- By Ian Ritter
- October 11, 2017
Hurricanes Harvey and Irma, which both had wreaked havoc in Texas and Florida, continue to have ramifications for the commercial real estate industry, not just in those states, but across the country.
In all, Marcus executives estimate that Harvey caused between $110 billion and $180 billion in damages and lost business, while Irma’s price tag could come in between $40 billion and $60 billion.
“Harvey could challenge Katrina as the most expensive hurricane,” pointed out John Chang, first vice president for research services at the firm, saying that the damage was more severe than Irma because it primarily caused flooding as opposed to wind destruction.
Obviously there is plenty of rebuilding to be done in both commercial real estate sectors in those areas, but the entire country will feel reverberations for months to come.
As workers flock to both Texas and Florida for rebuilding jobs, there will likely be a construction labor shortage in other states, temporarily rising costs for developers. Additionally, damage to oil refineries in Texas has increased gas prices across the country by about 25 cents a gallon, taking a cut into other consumer spending, though that spike is only predicted to be temporary.
One plus for retailers in both Florida and around Houston is that sales of building materials are expected to boom over the next year.
But even if a specific shopping center is in good shape, the asset could still suffer if housing around it has been damaged and vacated, Chang said. If a mall does need repairs, insurance will likely cover it, though in some cases tenants and owners will need to negotiate to see who is responsible for repairs.

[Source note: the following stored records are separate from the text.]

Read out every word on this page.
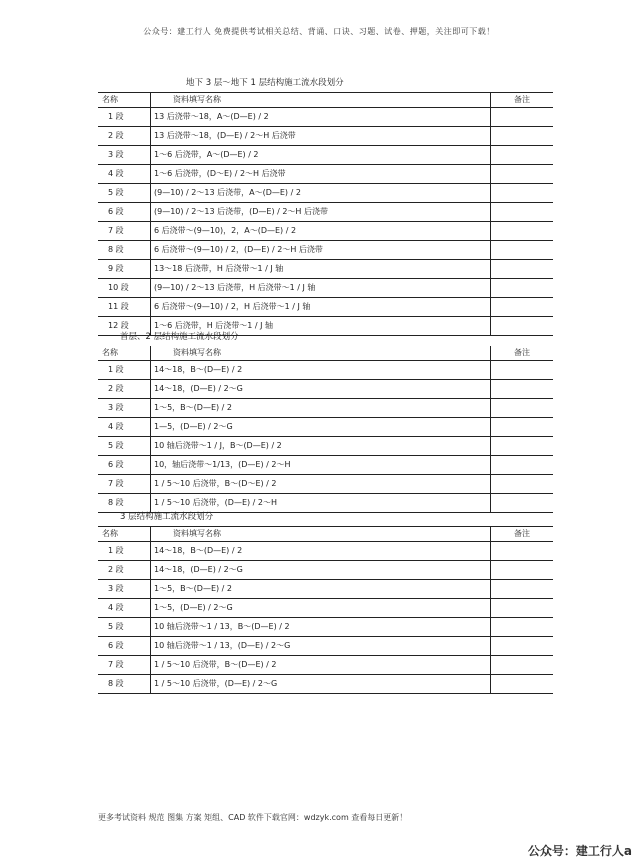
公众号：建工行人 免费提供考试相关总结、背诵、口诀、习题、试卷、押题，关注即可下载！
地下 3 层～地下 1 层结构施工流水段划分
名称	资料填写名称	备注
1 段	13 后浇带～18，A～(D—E) / 2	
2 段	13 后浇带～18，(D—E) / 2～H 后浇带	
3 段	1～6 后浇带，A～(D—E) / 2	
4 段	1～6 后浇带，(D～E) / 2～H 后浇带	
5 段	(9—10) / 2～13 后浇带，A～(D—E) / 2	
6 段	(9—10) / 2～13 后浇带，(D—E) / 2～H 后浇带	
7 段	6 后浇带～(9—10)，2，A～(D—E) / 2	
8 段	6 后浇带～(9—10) / 2，(D—E) / 2～H 后浇带	
9 段	13～18 后浇带，H 后浇带～1 / J 轴	
10 段	(9—10) / 2～13 后浇带，H 后浇带～1 / J 轴	
11 段	6 后浇带～(9—10) / 2，H 后浇带～1 / J 轴	
12 段	1～6 后浇带，H 后浇带～1 / J 轴	
首层、2 层结构施工流水段划分
名称	资料填写名称	备注
1 段	14～18，B～(D—E) / 2	
2 段	14～18，(D—E) / 2～G	
3 段	1～5，B～(D—E) / 2	
4 段	1—5，(D—E) / 2～G	
5 段	10 轴后浇带～1 / J，B～(D—E) / 2	
6 段	10，轴后浇带～1/13，(D—E) / 2～H	
7 段	1 / 5～10 后浇带，B～(D～E) / 2	
8 段	1 / 5～10 后浇带，(D—E) / 2～H	
3 层结构施工流水段划分
名称	资料填写名称	备注
1 段	14～18，B～(D—E) / 2	
2 段	14～18，(D—E) / 2～G	
3 段	1～5，B～(D—E) / 2	
4 段	1～5，(D—E) / 2～G	
5 段	10 轴后浇带～1 / 13，B～(D—E) / 2	
6 段	10 轴后浇带～1 / 13，(D—E) / 2～G	
7 段	1 / 5～10 后浇带，B～(D—E) / 2	
8 段	1 / 5～10 后浇带，(D—E) / 2～G	
更多考试资料 规范 图集 方案 矩组、CAD 软件下载官网：wdzyk.com 查看每日更新！
公众号：建工行人a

Assets that have survived in some ways have been repositioned into a higher tier if their competing centers suffered damage, pointed out Al Pontius, Marcus’ senior vice president and national director of specialty divisions.
However, “without a question, there are going to be higher insurance premiums. It is going to impact underwriting. It is going to impact NOI,” he said.
In the case of the office markets impacted by the storms, Houston should likely bounce back because of its strong overall economic base and the fact that housing formation is on the upswing in Texas. Chang expects the office market in Houston to fully recover in about three to six months.
In the case of Florida, there is minimal damage to the office market. Chang also pointed out the state has the fastest-growing population in the country, which will inevitably increase office demand.
On a national level, Marcus executives were upbeat about both the retail and office sectors of commercial real estate, as well as the overall economy.
The country has experienced job growth of two million 2.5 million annually over the last several years, and there are 8.3 million more jobs than there were in 2007. GDP growth has also expanded by $4.5 trillion during that same time period.
Obviously all of this bodes well for the office market, with hiring and leasing more space in both urban cores, and now there is a bounce back in the suburbs.
Retail sales, at $341 billion, are 31 percent higher than a decade ago, and vacancy rates sit at 5.4 percent, down 90 basis points from 2007. And even with all of the talk of major chains going bankrupt and shutting their doors, overall store closings have actually been on a downward trends, and 4,080 are projected to open this year.
“What was a drag on the U.S. economy is no longer a drag,” Pontius said. “Fundamentally, we’re in a pretty good place.”